ESCA: Enabling Seamless Codec Avatar Execution through Algorithm and Hardware Co-Optimization for Virtual Reality
Mingzhi Zhu, Ding Shang, Sai Qian Zhang
TL;DR
ESCA tackles the challenge of real-time, photorealistic Codec Avatars on resource-constrained VR devices by jointly optimizing low-bit quantization and hardware acceleration. It introduces four tightly integrated components—ICAS, FFAS, UV-Weighted PTQ, and an input-combining PCA accelerator—to preserve facial detail while enabling 4-/8-bit decoding at high throughput. Experimental results show up to +0.39 VDP gains over the best 4-bit baselines, a 3.36× reduction in decoder latency, and end-to-end rendering at 100 FPS, validating real-time edge deployment. This full-stack co-design provides a practical pathway to immersive, portable VR experiences with high-fidelity avatar rendering.
Abstract
Photorealistic Codec Avatars (PCA), which generate high-fidelity human face renderings, are increasingly being used in Virtual Reality (VR) environments to enable immersive communication and interaction through deep learning-based generative models.
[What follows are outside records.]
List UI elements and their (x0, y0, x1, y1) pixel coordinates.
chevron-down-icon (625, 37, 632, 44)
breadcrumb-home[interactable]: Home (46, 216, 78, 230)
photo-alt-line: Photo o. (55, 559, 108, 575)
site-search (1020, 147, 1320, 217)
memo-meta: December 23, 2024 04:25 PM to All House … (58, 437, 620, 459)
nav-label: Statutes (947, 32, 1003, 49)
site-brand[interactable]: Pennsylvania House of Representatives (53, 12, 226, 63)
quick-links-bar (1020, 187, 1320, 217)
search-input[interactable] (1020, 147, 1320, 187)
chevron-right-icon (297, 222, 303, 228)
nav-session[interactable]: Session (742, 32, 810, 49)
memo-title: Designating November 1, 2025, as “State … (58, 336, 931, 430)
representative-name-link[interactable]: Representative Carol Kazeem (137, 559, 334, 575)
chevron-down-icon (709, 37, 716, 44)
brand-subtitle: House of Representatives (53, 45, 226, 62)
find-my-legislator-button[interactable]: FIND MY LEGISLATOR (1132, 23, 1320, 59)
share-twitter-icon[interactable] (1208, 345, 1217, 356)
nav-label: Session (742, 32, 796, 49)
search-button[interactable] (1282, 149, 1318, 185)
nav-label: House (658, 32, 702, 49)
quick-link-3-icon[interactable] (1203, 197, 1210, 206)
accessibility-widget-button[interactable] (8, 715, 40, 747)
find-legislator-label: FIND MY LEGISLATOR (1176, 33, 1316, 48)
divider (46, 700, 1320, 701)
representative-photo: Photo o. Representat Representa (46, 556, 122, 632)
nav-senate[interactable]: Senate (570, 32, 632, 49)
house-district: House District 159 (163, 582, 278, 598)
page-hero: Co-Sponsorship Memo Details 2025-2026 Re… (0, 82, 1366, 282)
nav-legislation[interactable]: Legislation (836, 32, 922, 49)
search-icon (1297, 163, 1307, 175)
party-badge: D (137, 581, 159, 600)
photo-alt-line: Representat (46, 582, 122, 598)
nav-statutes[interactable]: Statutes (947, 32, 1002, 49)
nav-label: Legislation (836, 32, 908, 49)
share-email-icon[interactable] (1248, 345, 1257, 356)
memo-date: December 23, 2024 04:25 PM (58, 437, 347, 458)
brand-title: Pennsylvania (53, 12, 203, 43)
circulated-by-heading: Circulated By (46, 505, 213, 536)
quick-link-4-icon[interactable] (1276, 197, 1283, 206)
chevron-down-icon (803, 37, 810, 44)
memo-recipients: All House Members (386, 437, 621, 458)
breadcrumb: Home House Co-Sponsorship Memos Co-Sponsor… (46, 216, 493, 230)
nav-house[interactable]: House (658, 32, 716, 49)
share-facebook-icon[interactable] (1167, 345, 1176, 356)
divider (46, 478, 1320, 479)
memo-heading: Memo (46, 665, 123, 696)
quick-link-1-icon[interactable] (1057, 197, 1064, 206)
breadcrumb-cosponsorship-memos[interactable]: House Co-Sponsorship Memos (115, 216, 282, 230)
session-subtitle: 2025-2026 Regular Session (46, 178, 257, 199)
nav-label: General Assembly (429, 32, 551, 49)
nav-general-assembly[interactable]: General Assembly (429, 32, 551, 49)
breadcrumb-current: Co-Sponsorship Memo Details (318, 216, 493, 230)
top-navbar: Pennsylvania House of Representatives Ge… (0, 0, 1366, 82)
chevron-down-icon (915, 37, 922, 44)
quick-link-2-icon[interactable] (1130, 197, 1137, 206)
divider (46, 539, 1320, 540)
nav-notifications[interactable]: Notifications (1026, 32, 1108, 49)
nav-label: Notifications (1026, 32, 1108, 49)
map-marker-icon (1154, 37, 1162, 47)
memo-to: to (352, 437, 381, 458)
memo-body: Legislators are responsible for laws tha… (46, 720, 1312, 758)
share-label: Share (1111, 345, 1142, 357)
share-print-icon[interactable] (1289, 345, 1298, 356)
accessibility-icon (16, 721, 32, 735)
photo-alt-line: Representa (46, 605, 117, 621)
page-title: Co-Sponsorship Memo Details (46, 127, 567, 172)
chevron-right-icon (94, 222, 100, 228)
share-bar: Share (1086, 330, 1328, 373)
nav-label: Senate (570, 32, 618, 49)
However, these models impose significant computational demands, making real-time inference challenging on resource-constrained VR devices such as head-mounted displays, where latency and power efficiency are critical. To address this challenge, we propose an efficient post-training quantization (PTQ) method tailored for Codec Avatar models, enabling low-precision execution without compromising output quality. In addition, we design a custom hardware accelerator that can be integrated into the system-on-chip of VR devices to further enhance processing efficiency. Building on these components, we introduce ESCA, a full-stack optimization framework that accelerates PCA inference on edge VR platforms. Experimental results demonstrate that ESCA boosts FovVideoVDP quality scores by up to $+0.39$ over the best 4-bit baseline, delivers up to $3.36\times$ latency reduction, and sustains a rendering rate of 100 frames per second in end-to-end tests, satisfying real-time VR requirements. These results demonstrate the feasibility of deploying high-fidelity codec avatars on resource-constrained devices, opening the door to more immersive and portable VR experiences.